A interpretarlo, Pierfrancesco Favino, Micaela Ramazzotti, Kim Rossi Stuart e Claudio Santamaria. Nel cast, una grande new entry per il grande schermo, Emma Marrone. Girato quasi interamente a Roma, il film è costato otto milioni di euro.

La storia vede l’evolvere di un’amicizia fra 4 amici, nell’arco di 40 anni, fra alti e bassi, fra passioni e desideri, ognuno con le reciproche problematiche di vita che volenti o dolenti si ripercuoteranno sulla loro amicizia.

Tanta la strada che macinano i 4, da quando i problemi da piccoli sembravano essere solo una sfida, fino alla vita da adulti, quando i problemi iniziano a sembrare degli ostacoli insormontabili.

Roma, 1982. Giulio, Paolo e Riccardo hanno 16 anni e tutta la vita davanti, Riccardo dopo una turbolenta manifestazione studentesca, si guadagna per sempre il soprannome di Sopravvissuto.
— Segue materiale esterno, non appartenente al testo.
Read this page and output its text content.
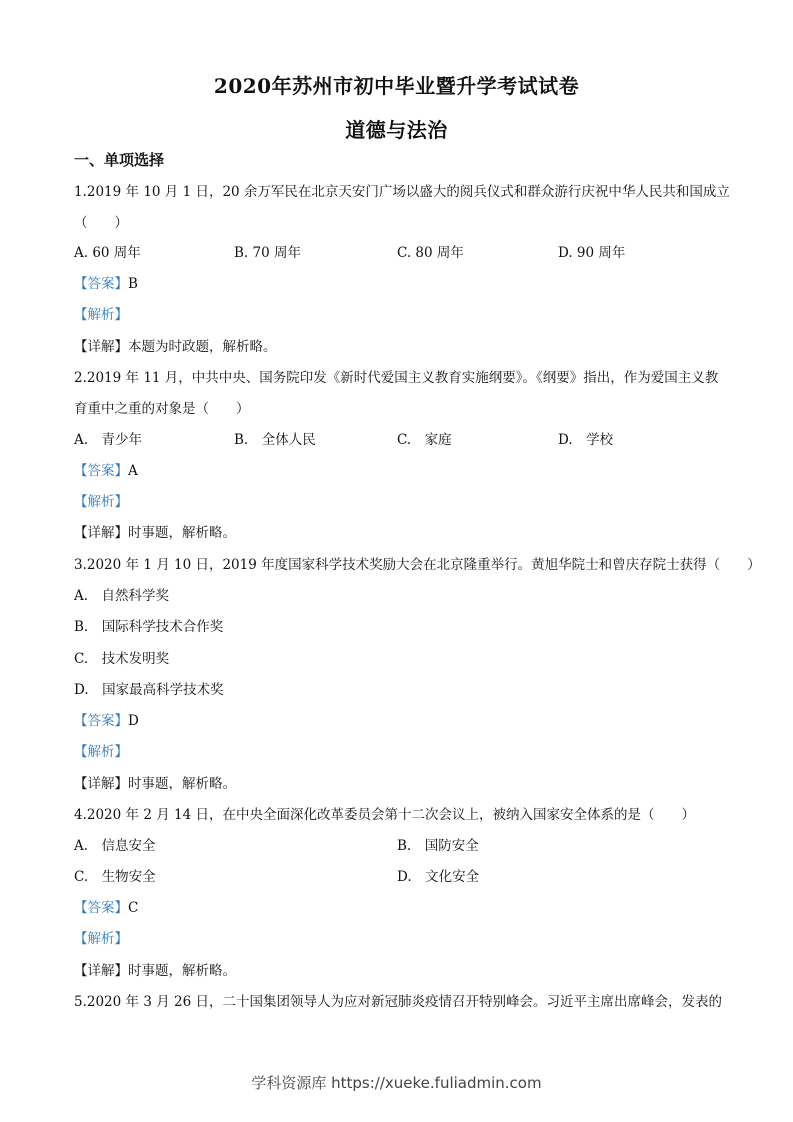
2020年苏州市初中毕业暨升学考试试卷
道德与法治
一、单项选择
1.2019 年 10 月 1 日，20 余万军民在北京天安门广场以盛大的阅兵仪式和群众游行庆祝中华人民共和国成立
（　　）
A. 60 周年	B. 70 周年	C. 80 周年	D. 90 周年
【答案】B
【解析】
【详解】本题为时政题，解析略。
2.2019 年 11 月，中共中央、国务院印发《新时代爱国主义教育实施纲要》。《纲要》指出，作为爱国主义教
育重中之重的对象是（　　）
A.　青少年	B.　全体人民	C.　家庭	D.　学校
【答案】A
【解析】
【详解】时事题，解析略。
3.2020 年 1 月 10 日，2019 年度国家科学技术奖励大会在北京隆重举行。黄旭华院士和曾庆存院士获得（　　）
A.　自然科学奖
B.　国际科学技术合作奖
C.　技术发明奖
D.　国家最高科学技术奖
【答案】D
【解析】
【详解】时事题，解析略。
4.2020 年 2 月 14 日，在中央全面深化改革委员会第十二次会议上，被纳入国家安全体系的是（　　）
A.　信息安全	B.　国防安全
C.　生物安全	D.　文化安全
【答案】C
【解析】
【详解】时事题，解析略。
5.2020 年 3 月 26 日，二十国集团领导人为应对新冠肺炎疫情召开特别峰会。习近平主席出席峰会，发表的
学科资源库 https://xueke.fuliadmin.com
Al loro trio si unisce Gemma, la ragazza di cui Paolo è perdutamente innamorato. Tutti e quattro si troveranno a sopravvivere a parecchi eventi, sia personali che storici, fra i secondi ci sono la caduta del muro di Berlino, Mani Pulite, la “discesa in campo” di Berlusconi e il crollo delle Torri Gemelle.

Da tutto questo e molto altro, impareranno a loro spese che ciò che conta veramente sono “le cose che ci fanno stare bene” e che certi amori – così come certe amicizie – “fanno giri immensi e poi ritornano“.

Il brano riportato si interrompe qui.